# weak solutions versus classical solutions

Let $\Omega$ be an open subset with compact closure of a Riemannian manifold $M$. Let $u \in H^1_{0}(\Omega)$ be a weak solution of the Dirichlet boundary problem:

$$-\Delta u + qu = f \; \; \textrm{in} \; \Omega \; \; \; (1)$$

$$u|_{\partial\Omega}=0$$

In other words $u$ satisfies the following equality for every $\psi \in C^{\infty}_{0}(\Omega)$

$$\int_{\Omega} \langle \nabla u,\nabla \psi \rangle + q u \psi = \int_{\Omega} f\psi \; \; \; (2)$$

Now from standard regularity results if $q,f \in C^{\infty}(M)$ then $u \in C^{\infty}(\Omega)$ but in general $u \notin C^{\infty}(\overline{\Omega})$. If $\partial \Omega$ is smooth then $u \in C^{\infty}(\overline{\Omega})$ (and since $u \in H^1_{0}(\Omega)$ we have in particular that $u \in C^{\infty}_{0}(\overline{\Omega})$ ) and by an integration by parts on (2) we can recover that u in actually a classical solution of (1) (in other words $u$ satisfies equation (1) pointwise).
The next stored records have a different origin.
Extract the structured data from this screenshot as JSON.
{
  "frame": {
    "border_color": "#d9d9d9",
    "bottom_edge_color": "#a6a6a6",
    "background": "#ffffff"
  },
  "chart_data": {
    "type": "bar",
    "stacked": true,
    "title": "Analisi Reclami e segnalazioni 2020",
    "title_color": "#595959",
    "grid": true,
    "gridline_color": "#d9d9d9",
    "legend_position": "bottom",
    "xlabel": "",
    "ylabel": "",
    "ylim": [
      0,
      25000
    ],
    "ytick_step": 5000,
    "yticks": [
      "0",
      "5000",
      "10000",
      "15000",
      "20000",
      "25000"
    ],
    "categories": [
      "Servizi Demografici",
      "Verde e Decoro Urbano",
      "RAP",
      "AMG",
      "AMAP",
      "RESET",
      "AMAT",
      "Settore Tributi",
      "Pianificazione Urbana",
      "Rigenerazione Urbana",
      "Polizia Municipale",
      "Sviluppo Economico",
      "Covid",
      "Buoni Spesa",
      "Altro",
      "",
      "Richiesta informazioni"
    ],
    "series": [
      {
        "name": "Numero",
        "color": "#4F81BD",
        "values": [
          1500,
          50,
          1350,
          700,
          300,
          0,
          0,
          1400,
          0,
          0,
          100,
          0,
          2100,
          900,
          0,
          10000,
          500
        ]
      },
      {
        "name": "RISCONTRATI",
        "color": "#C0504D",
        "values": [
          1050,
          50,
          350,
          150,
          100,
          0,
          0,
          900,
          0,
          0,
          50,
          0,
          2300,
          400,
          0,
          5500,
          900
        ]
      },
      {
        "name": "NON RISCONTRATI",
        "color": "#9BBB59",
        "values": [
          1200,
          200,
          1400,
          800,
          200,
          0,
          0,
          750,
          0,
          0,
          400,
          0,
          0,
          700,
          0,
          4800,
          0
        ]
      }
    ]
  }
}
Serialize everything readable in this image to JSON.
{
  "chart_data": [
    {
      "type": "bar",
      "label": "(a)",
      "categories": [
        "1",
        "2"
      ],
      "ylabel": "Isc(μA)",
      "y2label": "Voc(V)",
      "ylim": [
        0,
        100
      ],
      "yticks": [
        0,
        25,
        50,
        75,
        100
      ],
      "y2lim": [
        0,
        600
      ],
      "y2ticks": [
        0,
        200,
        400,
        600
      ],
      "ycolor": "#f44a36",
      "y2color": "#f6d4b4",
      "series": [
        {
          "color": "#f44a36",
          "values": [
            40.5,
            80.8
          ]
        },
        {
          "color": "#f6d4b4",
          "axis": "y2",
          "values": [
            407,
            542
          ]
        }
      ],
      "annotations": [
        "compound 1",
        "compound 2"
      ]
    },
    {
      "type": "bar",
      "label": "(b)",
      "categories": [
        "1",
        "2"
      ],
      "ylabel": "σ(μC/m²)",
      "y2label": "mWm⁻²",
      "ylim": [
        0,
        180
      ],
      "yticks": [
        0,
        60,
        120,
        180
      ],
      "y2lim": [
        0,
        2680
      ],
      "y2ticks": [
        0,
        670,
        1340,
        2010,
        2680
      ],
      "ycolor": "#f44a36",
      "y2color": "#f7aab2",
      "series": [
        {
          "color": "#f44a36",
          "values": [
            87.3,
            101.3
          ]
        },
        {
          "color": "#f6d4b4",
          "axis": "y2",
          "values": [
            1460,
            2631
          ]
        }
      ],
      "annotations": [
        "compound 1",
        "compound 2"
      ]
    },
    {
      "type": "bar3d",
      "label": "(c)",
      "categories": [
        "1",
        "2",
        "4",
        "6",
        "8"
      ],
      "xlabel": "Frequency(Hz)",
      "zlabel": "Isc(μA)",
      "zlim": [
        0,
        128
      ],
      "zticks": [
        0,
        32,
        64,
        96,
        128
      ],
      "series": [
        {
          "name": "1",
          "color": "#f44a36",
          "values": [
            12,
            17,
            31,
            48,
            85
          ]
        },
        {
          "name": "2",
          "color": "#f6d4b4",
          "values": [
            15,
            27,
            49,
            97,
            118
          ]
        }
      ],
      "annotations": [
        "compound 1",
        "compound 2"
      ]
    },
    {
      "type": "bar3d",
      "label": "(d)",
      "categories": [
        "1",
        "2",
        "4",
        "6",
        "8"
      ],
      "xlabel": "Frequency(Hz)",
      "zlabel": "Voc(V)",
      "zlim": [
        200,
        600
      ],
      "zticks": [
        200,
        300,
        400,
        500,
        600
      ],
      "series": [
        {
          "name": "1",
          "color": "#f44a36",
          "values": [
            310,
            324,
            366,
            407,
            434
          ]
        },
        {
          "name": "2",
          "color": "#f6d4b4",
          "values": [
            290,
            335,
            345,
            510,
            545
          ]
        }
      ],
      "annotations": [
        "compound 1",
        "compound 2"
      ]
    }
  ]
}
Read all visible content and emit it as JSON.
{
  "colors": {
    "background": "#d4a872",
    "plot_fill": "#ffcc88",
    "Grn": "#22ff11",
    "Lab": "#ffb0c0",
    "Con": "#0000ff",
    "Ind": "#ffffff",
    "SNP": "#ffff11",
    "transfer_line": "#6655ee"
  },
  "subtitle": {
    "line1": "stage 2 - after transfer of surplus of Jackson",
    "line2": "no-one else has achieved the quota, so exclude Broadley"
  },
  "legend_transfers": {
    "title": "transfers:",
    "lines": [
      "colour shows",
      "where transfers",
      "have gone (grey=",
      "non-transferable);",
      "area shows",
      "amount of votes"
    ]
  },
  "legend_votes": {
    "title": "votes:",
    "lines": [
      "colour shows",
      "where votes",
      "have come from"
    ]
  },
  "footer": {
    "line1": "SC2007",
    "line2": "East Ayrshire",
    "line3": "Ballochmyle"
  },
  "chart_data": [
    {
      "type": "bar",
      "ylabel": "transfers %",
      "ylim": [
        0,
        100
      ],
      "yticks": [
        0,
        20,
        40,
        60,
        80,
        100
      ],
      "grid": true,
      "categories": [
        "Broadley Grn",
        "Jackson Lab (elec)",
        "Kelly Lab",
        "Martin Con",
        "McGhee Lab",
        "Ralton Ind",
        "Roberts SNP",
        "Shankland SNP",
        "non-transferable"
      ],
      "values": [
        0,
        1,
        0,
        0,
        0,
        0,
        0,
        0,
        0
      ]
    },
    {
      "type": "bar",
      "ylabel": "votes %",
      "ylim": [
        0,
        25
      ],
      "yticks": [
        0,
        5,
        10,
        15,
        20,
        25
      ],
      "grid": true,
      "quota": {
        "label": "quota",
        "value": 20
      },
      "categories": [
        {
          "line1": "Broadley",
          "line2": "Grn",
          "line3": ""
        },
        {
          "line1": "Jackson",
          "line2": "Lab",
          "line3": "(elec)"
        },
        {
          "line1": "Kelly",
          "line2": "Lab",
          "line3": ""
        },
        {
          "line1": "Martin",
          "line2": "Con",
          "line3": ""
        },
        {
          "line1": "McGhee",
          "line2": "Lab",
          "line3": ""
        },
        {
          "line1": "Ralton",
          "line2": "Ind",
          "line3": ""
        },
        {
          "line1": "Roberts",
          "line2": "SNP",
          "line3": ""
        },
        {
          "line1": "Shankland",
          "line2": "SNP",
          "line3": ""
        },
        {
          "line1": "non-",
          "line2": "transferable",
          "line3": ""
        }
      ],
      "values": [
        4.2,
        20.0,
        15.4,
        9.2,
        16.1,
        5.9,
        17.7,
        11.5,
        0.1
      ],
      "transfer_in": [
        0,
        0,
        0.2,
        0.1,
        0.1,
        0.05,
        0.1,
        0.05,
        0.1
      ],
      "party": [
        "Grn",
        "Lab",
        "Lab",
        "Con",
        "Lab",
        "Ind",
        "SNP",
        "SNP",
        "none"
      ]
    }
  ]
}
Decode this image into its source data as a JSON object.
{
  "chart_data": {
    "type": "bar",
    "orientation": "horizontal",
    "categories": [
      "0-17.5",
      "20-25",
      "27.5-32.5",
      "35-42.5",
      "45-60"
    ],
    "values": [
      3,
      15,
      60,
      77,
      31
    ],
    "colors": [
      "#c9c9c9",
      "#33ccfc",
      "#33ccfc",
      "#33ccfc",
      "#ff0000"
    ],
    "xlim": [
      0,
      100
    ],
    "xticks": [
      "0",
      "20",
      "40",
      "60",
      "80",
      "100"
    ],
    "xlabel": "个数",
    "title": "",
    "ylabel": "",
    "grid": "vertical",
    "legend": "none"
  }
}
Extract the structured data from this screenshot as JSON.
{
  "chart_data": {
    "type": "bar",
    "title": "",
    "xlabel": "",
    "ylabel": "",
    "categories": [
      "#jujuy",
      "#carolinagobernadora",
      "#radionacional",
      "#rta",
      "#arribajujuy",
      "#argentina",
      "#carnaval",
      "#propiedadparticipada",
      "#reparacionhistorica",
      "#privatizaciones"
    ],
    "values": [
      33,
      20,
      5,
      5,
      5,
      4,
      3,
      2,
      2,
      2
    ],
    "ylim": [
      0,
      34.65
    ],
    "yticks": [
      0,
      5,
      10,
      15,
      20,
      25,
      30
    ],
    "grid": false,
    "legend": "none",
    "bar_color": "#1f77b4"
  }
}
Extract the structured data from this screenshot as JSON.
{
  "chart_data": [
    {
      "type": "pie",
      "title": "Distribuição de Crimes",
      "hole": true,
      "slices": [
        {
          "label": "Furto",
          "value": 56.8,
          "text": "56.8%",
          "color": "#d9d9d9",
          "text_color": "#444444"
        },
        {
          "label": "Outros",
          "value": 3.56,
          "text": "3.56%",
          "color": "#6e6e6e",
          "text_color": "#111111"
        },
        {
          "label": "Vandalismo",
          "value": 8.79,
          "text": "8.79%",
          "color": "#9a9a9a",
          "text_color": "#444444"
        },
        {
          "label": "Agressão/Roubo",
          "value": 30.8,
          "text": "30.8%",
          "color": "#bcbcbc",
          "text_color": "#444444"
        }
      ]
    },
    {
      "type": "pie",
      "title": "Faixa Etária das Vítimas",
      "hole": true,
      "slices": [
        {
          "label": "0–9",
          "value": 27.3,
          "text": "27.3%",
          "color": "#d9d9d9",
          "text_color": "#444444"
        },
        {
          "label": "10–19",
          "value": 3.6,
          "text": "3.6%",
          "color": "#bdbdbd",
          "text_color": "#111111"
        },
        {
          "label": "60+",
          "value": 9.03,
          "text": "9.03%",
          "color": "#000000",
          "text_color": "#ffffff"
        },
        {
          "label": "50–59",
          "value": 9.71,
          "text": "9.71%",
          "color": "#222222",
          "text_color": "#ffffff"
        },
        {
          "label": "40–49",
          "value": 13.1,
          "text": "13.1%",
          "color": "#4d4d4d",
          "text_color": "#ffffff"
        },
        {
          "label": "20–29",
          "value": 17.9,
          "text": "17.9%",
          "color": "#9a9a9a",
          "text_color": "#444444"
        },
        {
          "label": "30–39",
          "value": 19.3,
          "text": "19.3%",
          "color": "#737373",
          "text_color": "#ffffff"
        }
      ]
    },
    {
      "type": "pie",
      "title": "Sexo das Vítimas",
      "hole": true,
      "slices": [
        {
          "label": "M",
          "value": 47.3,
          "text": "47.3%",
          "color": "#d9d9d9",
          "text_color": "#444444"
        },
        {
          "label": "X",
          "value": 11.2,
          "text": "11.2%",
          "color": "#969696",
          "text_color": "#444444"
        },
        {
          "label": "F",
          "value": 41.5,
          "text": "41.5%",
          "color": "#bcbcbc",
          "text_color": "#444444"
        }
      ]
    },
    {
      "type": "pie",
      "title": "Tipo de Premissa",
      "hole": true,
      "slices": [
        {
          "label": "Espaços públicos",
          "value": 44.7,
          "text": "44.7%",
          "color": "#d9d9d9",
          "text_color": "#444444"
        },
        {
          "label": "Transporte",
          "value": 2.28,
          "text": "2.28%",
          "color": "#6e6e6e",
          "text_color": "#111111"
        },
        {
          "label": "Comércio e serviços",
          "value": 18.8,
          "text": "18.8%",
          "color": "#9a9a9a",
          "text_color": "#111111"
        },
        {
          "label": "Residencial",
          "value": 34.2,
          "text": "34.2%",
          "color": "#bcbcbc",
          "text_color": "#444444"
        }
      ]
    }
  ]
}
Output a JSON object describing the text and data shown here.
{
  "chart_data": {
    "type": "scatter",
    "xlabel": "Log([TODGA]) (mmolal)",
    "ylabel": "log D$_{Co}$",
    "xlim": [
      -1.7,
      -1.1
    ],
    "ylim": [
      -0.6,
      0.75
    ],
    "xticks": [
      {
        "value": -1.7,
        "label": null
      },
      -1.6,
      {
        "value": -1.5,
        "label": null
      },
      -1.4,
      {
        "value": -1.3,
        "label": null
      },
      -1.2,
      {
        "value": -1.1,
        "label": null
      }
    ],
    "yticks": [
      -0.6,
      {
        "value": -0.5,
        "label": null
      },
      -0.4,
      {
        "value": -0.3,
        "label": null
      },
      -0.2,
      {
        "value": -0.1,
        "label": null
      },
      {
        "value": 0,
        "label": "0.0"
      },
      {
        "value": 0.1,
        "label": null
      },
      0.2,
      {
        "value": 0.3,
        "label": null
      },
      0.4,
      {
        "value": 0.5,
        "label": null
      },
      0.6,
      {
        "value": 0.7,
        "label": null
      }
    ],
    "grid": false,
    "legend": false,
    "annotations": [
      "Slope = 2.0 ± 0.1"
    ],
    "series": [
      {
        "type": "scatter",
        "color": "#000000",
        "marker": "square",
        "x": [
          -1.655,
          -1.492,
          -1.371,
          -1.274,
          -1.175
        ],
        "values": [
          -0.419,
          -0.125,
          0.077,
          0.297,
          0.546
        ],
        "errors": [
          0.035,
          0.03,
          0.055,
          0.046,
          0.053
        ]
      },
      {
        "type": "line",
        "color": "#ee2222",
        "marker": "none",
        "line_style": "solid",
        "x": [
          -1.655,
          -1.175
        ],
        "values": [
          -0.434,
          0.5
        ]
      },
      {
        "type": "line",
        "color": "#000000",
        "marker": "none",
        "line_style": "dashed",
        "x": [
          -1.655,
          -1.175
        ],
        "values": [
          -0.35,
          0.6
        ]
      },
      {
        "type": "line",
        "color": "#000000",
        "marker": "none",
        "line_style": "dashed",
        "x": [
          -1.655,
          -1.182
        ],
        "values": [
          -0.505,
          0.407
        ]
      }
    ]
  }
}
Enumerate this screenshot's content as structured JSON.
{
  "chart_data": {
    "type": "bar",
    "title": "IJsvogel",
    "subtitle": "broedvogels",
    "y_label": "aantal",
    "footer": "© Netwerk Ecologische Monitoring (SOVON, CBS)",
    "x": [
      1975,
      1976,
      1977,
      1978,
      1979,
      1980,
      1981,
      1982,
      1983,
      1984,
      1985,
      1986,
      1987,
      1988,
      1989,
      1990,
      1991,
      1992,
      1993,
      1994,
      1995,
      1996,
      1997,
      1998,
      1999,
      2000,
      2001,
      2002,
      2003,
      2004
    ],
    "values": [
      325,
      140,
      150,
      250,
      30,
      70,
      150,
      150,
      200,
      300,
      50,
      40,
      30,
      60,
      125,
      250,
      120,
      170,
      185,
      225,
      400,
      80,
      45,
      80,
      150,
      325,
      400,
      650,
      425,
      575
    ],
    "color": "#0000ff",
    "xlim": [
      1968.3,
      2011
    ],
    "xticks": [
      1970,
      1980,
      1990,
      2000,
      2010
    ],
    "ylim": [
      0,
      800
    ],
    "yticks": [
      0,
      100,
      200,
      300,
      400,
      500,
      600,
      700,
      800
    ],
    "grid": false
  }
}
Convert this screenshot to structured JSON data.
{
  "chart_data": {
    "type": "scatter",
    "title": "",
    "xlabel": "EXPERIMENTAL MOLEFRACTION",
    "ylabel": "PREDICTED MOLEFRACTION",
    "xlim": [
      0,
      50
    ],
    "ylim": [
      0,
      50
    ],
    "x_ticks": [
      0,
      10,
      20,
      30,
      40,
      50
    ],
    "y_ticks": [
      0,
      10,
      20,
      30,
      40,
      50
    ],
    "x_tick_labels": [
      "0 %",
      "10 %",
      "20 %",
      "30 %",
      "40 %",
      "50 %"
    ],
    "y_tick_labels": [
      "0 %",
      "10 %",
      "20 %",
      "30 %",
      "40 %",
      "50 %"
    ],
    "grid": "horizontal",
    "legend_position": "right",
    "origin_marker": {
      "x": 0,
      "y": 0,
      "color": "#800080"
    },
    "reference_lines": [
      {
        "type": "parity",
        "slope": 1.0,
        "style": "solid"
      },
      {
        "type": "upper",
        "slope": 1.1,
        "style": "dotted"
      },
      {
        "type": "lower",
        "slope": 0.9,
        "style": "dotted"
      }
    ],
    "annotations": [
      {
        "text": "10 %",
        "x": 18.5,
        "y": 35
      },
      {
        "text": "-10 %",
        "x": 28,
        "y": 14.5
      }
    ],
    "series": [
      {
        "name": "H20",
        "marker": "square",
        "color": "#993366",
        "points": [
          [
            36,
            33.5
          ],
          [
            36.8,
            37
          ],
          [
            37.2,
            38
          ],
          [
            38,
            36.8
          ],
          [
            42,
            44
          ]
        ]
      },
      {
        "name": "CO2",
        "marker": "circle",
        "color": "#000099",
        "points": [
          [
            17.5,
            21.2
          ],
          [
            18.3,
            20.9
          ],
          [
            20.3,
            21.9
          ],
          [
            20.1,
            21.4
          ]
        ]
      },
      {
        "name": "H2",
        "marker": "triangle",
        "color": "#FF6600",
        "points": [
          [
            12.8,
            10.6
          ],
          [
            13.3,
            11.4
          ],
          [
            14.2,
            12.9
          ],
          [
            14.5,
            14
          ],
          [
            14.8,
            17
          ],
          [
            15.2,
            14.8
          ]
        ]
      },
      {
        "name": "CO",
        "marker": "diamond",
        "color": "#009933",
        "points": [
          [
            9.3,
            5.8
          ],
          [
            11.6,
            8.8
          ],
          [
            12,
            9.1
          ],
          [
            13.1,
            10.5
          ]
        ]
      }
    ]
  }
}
But for a general $\partial \Omega$ we have that $u$ can have singularities on the boundary and we cannot apply the integration by parts. So i'm asking if it is true that in this case $u$ is a classical solution of (1). Is it? The question seems me interesting since in this case we know that $u \in C^{\infty}(\Omega)$.

Thanks

• I think that the test space must be $C_0^\infty(\Omega)$. – Tomás Jul 4 '13 at 17:51
• What is your definition of classical solution? – Tomás Jul 4 '13 at 18:34
• Yes you're right. I'hve corrected the mistake. – user55449 Jul 5 '13 at 8:08
• I've edited the answer. I hope that now it is more clear. – user55449 Jul 5 '13 at 8:16

## 1 Answer

Assume that $u\in C^{\infty}(\Omega)$. Consider any open set $U\subset\Omega$ such that $\overline{U}\subset\Omega$ and $U$ has nice boundary. We have that $$\int_U\nabla u\nabla\psi+\int qu\psi=\int f\psi,\ \forall\ \psi\in C_0^\infty(U)$$

In particular, by appying Green formula, we get that $$\int\left(-\Delta u+qu-f\right)\cdot\psi=0,\ \forall\ \psi\in C_0^\infty(U)$$

The last equality implies that $-\Delta u(x)+q(x)u(x)=f(x)$ for all $x\in U$. For each fixed point $x\in \Omega$, we take $U=B_r(x)$ where $r>0$ is choosen in such a way that $\overline{B_r(x)}\subset\Omega$. we concude from the previous argument that $$-\Delta u(x)+q(x)u(x)=f(x),\ \forall\ x\in\Omega$$

To conclude, we have to prove that $u(x)=0$ in $\partial \Omega$. But to this happens, we need some regularity on the boundary of $\Omega$, for example, $\partial\Omega\in C^{0,1}$ is sufficient to conclude that $u\in C(\overline {\Omega})$. Indeed, the fact that $f\in C(\overline{\Omega})$ implies that $f\in L^p(\Omega)$ for all $p\in (1,\infty)$, therefore, $u\in W^{1,p}(\Omega)$ for all $p>1$. In particular, by using Sobolev embedding, we can conclude that $u\in C(\overline{\Omega})$, which would implies by the trace theorem that $u(x)=0$ in the boundary.